Gulf economies are redesigning work itself: Between global talent platforms and national workforce engineering
As the Gulf moves beyond oil, the UAE and Saudi Arabia are redesigning the very idea of work—balancing global talent attraction, national employment priorities, and the rise of AI-driven economic transformation.

In contrast, Saudi Arabia takes a more direct approach.
Saudization is no longer just an employment policy but a project to rescript the social contract between the state, the citizen, and the market. The numbers reflect this transformation: an overall unemployment rate of 3.5 percent, 7.2 percent among Saudis, and approximately 2.5 million citizens working in the private sector—indicators that were not possible a few years ago.
But these figures are only the visible face of a deeper shift.
Saudi Arabia is not merely employing its citizens but seeking to reshape the demand for work itself, raising localization rates in sectors such as marketing to 60 percent, expanding localization to include dozens of professions, and targeting the creation of more than 340,000 new jobs—all indicators of a transition from unemployment management to market rebuilding.

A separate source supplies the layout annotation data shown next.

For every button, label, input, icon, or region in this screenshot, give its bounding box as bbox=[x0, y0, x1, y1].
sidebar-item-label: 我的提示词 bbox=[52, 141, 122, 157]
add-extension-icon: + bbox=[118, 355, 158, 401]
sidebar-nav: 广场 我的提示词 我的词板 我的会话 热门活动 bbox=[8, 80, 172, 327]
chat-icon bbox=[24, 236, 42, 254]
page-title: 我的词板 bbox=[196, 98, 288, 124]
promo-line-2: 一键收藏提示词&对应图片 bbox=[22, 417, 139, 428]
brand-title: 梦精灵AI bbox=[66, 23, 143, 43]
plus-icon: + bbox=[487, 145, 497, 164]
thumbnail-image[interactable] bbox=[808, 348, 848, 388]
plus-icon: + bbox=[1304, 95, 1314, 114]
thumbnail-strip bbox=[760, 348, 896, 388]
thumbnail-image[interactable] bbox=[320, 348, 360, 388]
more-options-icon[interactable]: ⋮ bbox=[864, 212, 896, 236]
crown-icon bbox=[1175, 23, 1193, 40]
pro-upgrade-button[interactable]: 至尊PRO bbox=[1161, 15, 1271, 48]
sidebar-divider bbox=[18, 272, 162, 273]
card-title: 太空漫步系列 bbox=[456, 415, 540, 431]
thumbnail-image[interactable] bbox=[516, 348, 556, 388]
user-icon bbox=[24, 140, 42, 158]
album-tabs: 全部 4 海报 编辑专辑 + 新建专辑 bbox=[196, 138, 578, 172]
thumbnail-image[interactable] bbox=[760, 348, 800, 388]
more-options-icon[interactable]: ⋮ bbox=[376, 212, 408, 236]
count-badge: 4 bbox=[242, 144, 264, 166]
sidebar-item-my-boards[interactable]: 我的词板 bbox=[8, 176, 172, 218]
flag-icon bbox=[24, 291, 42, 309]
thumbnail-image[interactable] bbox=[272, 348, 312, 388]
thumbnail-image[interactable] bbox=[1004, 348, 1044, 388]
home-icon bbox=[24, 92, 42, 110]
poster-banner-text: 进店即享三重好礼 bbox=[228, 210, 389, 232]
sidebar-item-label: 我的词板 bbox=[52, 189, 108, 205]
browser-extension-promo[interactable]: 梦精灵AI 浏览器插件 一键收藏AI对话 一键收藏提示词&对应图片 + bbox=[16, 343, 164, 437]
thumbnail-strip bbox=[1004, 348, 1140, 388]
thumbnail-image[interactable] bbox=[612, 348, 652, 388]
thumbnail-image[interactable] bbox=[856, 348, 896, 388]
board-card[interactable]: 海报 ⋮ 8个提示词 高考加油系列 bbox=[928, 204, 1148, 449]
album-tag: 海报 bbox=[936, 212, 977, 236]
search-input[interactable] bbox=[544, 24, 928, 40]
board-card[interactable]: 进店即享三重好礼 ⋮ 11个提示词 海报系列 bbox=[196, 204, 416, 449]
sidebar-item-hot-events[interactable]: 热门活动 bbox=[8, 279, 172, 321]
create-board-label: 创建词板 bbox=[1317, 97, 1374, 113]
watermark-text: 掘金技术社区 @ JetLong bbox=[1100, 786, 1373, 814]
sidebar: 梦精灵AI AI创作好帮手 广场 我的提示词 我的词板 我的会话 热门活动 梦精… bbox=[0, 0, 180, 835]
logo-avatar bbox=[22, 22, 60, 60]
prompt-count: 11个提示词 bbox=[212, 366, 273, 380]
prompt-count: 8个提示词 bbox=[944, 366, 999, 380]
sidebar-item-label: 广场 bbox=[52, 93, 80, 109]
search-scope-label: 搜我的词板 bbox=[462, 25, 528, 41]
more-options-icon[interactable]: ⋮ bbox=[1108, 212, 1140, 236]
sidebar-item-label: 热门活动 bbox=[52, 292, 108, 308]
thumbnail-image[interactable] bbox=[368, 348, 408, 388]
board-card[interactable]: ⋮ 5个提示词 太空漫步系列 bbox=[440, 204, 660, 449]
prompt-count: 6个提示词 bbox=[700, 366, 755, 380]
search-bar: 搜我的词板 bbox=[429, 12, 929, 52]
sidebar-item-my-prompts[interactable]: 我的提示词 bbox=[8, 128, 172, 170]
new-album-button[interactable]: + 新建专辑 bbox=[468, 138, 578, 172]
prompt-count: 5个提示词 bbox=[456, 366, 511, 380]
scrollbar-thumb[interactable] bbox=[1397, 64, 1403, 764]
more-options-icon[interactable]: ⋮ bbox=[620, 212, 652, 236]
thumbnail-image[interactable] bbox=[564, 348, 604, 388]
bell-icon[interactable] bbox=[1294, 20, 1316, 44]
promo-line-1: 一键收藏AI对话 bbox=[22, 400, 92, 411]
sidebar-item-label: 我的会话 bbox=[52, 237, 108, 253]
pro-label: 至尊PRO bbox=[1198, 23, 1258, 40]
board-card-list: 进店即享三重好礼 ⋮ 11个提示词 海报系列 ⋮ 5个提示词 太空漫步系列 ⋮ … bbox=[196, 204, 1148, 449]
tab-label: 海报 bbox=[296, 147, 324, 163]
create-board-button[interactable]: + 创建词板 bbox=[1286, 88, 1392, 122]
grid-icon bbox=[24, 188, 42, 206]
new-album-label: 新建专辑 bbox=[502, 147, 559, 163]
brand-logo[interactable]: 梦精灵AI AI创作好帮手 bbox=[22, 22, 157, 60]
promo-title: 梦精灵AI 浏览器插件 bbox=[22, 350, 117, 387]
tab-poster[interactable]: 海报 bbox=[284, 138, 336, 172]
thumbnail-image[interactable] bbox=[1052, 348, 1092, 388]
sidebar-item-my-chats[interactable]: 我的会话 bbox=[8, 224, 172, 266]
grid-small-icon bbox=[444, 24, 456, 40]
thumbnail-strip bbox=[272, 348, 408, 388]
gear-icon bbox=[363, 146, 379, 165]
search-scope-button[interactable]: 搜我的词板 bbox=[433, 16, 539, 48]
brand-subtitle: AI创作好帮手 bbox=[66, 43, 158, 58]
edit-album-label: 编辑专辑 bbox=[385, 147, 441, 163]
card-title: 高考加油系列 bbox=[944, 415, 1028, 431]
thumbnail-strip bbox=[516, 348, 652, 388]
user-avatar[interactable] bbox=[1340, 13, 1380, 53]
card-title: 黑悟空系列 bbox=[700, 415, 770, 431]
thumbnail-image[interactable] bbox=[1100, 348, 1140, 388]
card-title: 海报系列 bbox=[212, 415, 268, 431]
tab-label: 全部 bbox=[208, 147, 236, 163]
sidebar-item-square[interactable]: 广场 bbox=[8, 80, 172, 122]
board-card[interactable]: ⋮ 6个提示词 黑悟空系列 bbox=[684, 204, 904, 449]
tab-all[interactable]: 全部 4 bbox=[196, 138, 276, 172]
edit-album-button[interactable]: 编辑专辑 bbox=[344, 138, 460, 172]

The transformation is not in laws alone but in intense public- and private-sector investment in skills. Therefore, the expansion of training and support programs—which contributed to employing more than 562,000 citizens in one year and reached millions of beneficiaries—was not a supplementary detail but a condition for the project’s overall success. At its core, Saudization is not an employment policy but a policy of building a new economic person.
In conclusion, what is happening in the Gulf is not a reform of the labor market but a redefinition of the human role in the economy. Between the "open platform" model and the "national state" model, the policies are not aimed at promoting employment as much as reshaping the relationship between work and value.
In this silent battle, the issue is no longer about providing jobs, but the ability to redefine them.